Why It’s Free: The Public-Domain Story
'The Stranger' is in the public domain because its copyright was never renewed. The copyright originally belonged to the Haig Corporation, and the producers failed to file the required renewal in 1973, so the film passed into the public domain.
Behind the Scenes
Producer Sam Spiegel first intended John Huston to direct, but turned to Welles after Huston entered the military. Filming ran from late September to November 1945. Most notably, 'The Stranger' was the first commercial Hollywood film to incorporate real documentary footage of the Nazi concentration camps, drawing on the film used as evidence at the Nuremberg Trials. Editor Ernest Nims cut roughly 32 pages from the script, reshaping Welles's intended political drama into a tighter thriller.
Did You Know?
- Welles wanted Agnes Moorehead to play the investigator Wilson — "a spinster lady on the heels of this Nazi" — but Edward G. Robinson was cast instead.
- Welles staged an unbroken four-minute take in the woods — longer than the celebrated opening shot of his later 'Touch of Evil' (1958).
- Production designer Perry Ferguson, who designed 'Citizen Kane,' built a complete interlocking town-square set for deep-focus shots.
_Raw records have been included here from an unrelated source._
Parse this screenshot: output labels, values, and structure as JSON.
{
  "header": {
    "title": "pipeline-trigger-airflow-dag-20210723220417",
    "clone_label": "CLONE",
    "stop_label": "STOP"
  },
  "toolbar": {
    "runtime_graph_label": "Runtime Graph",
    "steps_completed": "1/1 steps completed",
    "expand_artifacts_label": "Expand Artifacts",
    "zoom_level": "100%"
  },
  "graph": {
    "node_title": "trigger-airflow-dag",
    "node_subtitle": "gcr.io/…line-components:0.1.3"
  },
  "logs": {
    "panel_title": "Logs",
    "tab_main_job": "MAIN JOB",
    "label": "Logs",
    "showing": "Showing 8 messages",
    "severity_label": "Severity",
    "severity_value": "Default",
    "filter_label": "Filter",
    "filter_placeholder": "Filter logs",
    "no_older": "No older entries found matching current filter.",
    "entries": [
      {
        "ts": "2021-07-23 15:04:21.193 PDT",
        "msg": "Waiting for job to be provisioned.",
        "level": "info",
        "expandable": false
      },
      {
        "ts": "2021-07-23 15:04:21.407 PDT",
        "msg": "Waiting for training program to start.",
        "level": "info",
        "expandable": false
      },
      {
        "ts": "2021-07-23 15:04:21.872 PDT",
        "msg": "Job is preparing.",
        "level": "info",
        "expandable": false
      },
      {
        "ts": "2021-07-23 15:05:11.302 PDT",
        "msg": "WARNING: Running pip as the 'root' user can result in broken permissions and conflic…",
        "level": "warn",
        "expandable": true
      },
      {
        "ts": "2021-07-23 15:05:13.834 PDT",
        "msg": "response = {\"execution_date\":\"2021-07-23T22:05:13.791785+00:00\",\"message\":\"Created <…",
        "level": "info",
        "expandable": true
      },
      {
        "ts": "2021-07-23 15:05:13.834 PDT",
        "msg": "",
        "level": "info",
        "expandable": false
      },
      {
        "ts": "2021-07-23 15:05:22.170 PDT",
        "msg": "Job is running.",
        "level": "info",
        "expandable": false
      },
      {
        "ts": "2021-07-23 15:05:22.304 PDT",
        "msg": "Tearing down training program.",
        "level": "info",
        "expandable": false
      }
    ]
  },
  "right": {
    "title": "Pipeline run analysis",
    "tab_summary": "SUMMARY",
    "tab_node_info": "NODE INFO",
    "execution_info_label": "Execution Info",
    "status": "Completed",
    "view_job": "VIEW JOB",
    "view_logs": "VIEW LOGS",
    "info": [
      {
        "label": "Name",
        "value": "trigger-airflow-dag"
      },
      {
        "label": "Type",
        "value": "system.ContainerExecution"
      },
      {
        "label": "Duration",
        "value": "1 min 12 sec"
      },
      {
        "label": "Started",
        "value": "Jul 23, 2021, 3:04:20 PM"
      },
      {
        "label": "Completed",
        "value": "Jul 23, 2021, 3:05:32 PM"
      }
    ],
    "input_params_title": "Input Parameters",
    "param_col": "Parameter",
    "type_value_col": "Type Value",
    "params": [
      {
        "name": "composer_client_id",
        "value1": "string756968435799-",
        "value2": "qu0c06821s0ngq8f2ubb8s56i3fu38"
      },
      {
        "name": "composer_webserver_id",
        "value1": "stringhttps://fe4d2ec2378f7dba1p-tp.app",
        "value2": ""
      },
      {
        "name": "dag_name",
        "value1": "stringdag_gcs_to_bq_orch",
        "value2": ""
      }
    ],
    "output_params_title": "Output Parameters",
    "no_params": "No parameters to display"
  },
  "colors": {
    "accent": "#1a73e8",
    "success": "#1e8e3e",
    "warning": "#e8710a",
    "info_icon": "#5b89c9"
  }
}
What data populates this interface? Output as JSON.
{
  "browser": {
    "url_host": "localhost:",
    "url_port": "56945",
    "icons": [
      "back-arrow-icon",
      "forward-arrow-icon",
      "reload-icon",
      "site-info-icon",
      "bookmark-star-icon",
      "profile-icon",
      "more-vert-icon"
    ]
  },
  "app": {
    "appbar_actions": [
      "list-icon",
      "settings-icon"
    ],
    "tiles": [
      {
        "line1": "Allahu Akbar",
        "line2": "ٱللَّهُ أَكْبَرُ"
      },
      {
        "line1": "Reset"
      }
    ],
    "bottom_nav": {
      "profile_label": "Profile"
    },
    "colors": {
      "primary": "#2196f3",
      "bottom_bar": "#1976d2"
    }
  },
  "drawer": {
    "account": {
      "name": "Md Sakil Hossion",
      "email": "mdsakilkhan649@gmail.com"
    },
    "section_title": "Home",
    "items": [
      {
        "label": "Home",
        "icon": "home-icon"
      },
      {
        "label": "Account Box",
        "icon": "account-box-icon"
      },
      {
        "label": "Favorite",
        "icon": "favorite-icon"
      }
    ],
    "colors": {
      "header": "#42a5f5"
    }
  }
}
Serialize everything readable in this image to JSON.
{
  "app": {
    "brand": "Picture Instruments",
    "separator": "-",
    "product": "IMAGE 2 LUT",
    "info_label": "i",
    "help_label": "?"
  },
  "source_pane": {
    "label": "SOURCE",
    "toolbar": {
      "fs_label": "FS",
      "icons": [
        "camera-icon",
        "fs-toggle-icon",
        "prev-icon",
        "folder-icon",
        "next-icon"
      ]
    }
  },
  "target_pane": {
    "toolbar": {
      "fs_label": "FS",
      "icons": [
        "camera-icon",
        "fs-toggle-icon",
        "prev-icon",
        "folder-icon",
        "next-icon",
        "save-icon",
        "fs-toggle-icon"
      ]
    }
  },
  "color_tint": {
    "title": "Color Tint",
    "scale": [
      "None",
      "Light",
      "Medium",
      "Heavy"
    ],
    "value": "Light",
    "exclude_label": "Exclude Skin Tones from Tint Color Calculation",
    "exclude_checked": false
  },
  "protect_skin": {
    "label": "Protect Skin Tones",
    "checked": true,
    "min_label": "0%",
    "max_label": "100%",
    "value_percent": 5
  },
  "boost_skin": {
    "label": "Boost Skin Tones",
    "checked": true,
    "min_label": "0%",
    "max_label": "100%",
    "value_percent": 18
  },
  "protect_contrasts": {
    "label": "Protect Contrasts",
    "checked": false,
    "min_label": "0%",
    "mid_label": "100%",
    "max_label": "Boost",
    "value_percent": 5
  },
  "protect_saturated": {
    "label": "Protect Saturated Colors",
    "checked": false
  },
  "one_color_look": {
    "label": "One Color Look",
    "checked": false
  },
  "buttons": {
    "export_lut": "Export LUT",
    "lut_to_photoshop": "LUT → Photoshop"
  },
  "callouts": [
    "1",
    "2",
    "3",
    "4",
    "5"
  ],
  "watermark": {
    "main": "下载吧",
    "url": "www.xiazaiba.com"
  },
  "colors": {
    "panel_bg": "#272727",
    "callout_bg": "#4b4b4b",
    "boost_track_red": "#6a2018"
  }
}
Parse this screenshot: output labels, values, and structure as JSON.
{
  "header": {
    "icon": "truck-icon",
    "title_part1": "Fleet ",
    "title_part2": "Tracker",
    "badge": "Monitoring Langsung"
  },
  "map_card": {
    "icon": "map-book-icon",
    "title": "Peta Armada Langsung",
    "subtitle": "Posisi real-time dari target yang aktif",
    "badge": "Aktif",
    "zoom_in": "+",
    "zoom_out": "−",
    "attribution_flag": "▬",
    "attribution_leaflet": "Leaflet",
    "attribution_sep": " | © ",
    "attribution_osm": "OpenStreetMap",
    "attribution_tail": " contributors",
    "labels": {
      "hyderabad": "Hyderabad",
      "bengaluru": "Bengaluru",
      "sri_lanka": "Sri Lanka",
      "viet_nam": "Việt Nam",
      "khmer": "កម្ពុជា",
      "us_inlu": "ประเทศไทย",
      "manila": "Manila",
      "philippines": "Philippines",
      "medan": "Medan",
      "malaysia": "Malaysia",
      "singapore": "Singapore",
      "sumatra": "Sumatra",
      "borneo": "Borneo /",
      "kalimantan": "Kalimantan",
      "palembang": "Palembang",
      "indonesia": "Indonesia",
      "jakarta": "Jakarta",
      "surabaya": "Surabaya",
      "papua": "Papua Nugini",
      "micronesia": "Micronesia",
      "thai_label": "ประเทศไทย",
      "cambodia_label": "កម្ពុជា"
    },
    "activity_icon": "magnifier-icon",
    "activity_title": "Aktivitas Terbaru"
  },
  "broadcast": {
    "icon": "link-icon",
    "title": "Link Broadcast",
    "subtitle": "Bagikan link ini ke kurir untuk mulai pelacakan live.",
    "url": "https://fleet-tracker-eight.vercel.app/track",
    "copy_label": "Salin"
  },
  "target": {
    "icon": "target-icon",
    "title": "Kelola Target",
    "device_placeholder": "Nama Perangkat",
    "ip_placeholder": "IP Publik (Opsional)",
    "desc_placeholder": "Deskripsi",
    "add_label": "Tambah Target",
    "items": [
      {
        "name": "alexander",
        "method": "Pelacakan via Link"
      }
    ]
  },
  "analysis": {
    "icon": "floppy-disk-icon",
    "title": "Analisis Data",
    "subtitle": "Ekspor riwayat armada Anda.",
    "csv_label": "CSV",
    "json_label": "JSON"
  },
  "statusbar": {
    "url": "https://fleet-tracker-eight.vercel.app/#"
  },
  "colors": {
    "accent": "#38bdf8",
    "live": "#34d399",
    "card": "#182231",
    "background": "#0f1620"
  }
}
- The film earned Victor Trivas an Academy Award nomination for Best Original Story.
Reception & Legacy
Reviews were largely positive on release — Variety called it "a socko melodrama" — and it was nominated for the top prize at the Venice Film Festival. Today it is regarded as an underrated entry in Welles's filmography, valued for its craft and its pioneering use of Holocaust footage.